Mainly he talked about heart rate training. It is possible to lower your resting heart rate (what you experience when you first wake up) which improves your capacity to increase your heart rate in order to race. The maximum heart rate is 220 (beats per minute?) minus age. For him, age 40, that means 180. For me, age 53 (almost), that means 167 (if my math is right).

Both for heart rate and for breathing, it is important to maintain different running paces in different training runs during the week. We are urged to do at least four runs, preferably five, with one being LSD--long slow distance. "Slow" means you can talk comfortably, breathing is not a big issue, and you really feel able to go about your farthest, or stretch the distance out a bit. At the other extreme is a tempo run, with or without speed runs, intervals, fartleks, etc. A tempo run is not 100% of what you can do, or a sprint, but it is 70% to 80% of that--it feels fast, you don't feel you can talk comfortably. A tempo run should be much shorter than your long slow run. In between is a steady run.

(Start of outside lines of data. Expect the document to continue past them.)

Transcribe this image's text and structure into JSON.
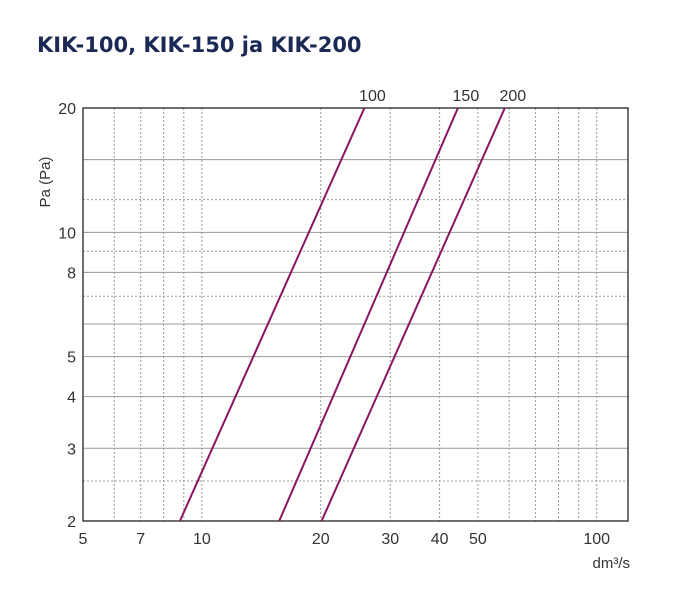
{
  "chart_data": {
    "type": "line",
    "title": "KIK-100, KIK-150 ja KIK-200",
    "xlabel": "dm³/s",
    "ylabel": "Pa (Pa)",
    "x_scale": "log",
    "y_scale": "log",
    "xlim": [
      5,
      120
    ],
    "ylim": [
      2,
      20
    ],
    "x_ticks": [
      5,
      7,
      10,
      20,
      30,
      40,
      50,
      100
    ],
    "x_tick_labels": [
      "5",
      "7",
      "10",
      "20",
      "30",
      "40",
      "50",
      "100"
    ],
    "y_ticks": [
      2,
      3,
      4,
      5,
      8,
      10,
      20
    ],
    "y_tick_labels": [
      "2",
      "3",
      "4",
      "5",
      "8",
      "10",
      "20"
    ],
    "x_grid": [
      6,
      7,
      8,
      9,
      10,
      20,
      30,
      40,
      50,
      60,
      70,
      80,
      90,
      100
    ],
    "y_grid_solid": [
      3,
      4,
      5,
      6,
      8,
      10,
      15
    ],
    "y_grid_dotted": [
      2.5,
      7,
      9,
      12
    ],
    "grid": true,
    "colors": {
      "line": "#8b1464",
      "grid": "#999999",
      "frame": "#222222",
      "title": "#1b2a55"
    },
    "series": [
      {
        "name": "100",
        "x": [
          8.8,
          25.8
        ],
        "y": [
          2,
          20
        ]
      },
      {
        "name": "150",
        "x": [
          15.7,
          44.5
        ],
        "y": [
          2,
          20
        ]
      },
      {
        "name": "200",
        "x": [
          20.1,
          58.5
        ],
        "y": [
          2,
          20
        ]
      }
    ]
  }
}
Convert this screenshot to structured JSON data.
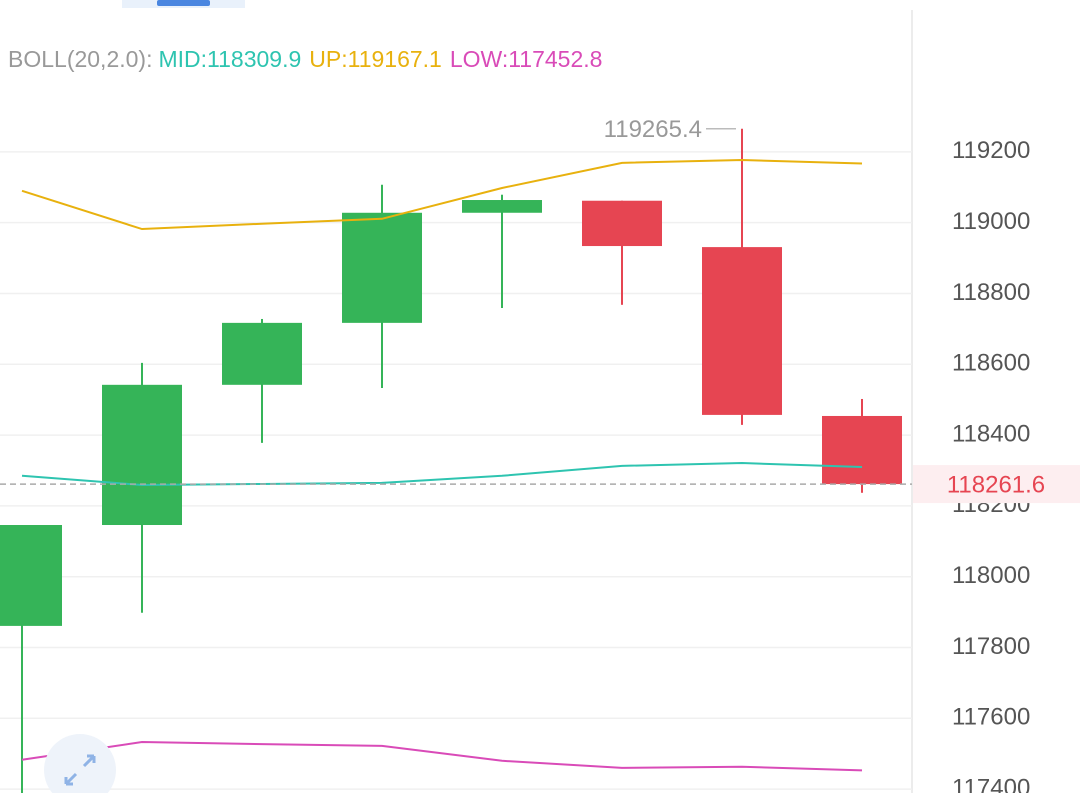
{
  "chart_data": {
    "type": "candlestick",
    "indicator_label": "BOLL(20,2.0):",
    "open": [
      117861,
      118146,
      118542,
      118717,
      119028,
      119062,
      118931,
      118454
    ],
    "high": [
      118146,
      118604,
      118728,
      119107,
      119079,
      119062,
      119265.4,
      118502
    ],
    "low": [
      117350,
      117898,
      118378,
      118533,
      118759,
      118768,
      118429,
      118237
    ],
    "close": [
      118146,
      118542,
      118717,
      119028,
      119064,
      118934,
      118457,
      118261.6
    ],
    "up_color": "#35b458",
    "down_color": "#e64552",
    "series": [
      {
        "name": "MID:",
        "color": "#2ec4b0",
        "values": [
          118285,
          118259,
          118262,
          118265,
          118285,
          118313,
          118321,
          118309.9
        ]
      },
      {
        "name": "UP:",
        "color": "#e8b10e",
        "values": [
          119090,
          118982,
          118997,
          119011,
          119098,
          119169,
          119177,
          119167.1
        ]
      },
      {
        "name": "LOW:",
        "color": "#d94bb8",
        "values": [
          117483,
          117533,
          117527,
          117522,
          117480,
          117460,
          117463,
          117452.8
        ]
      }
    ],
    "ylim": [
      117389,
      119629
    ],
    "yticks": [
      117400,
      117600,
      117800,
      118000,
      118200,
      118400,
      118600,
      118800,
      119000,
      119200
    ],
    "grid": true
  }
}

I'm doing four runs a week, and a couple of swims, with a swim on the weekend being long for me at 40 lengths. Our instructor said he has never trained by doing five runs a week--he has done four plus a cross-training session. I run with the group Tuesday and Wednesday evening. Tuesdays for the next while will be hills: don't really focus on speed, but on keeping the heart rate down, not over-doing it, moving the arms to maintain momentum, look forward not down, and being aggressive without really racing. Walk a bit on level ground, then do the downhill leaning forward slightly, small steps, let gravity do the work and take a break. Serious injuries are possible taking big steps downhill.

Wednesdays I guess will be tempo. Last week I made the mistake of going fairly quickly on the way back from our hill course. Wednesday I was feeling it, and lots of people doing a tempo run passed me. Thursday on my own I'll do steady, and then LSD on Saturday.

I don't own a heart rate monitor, but a Garmin with a lot of software may be in my future.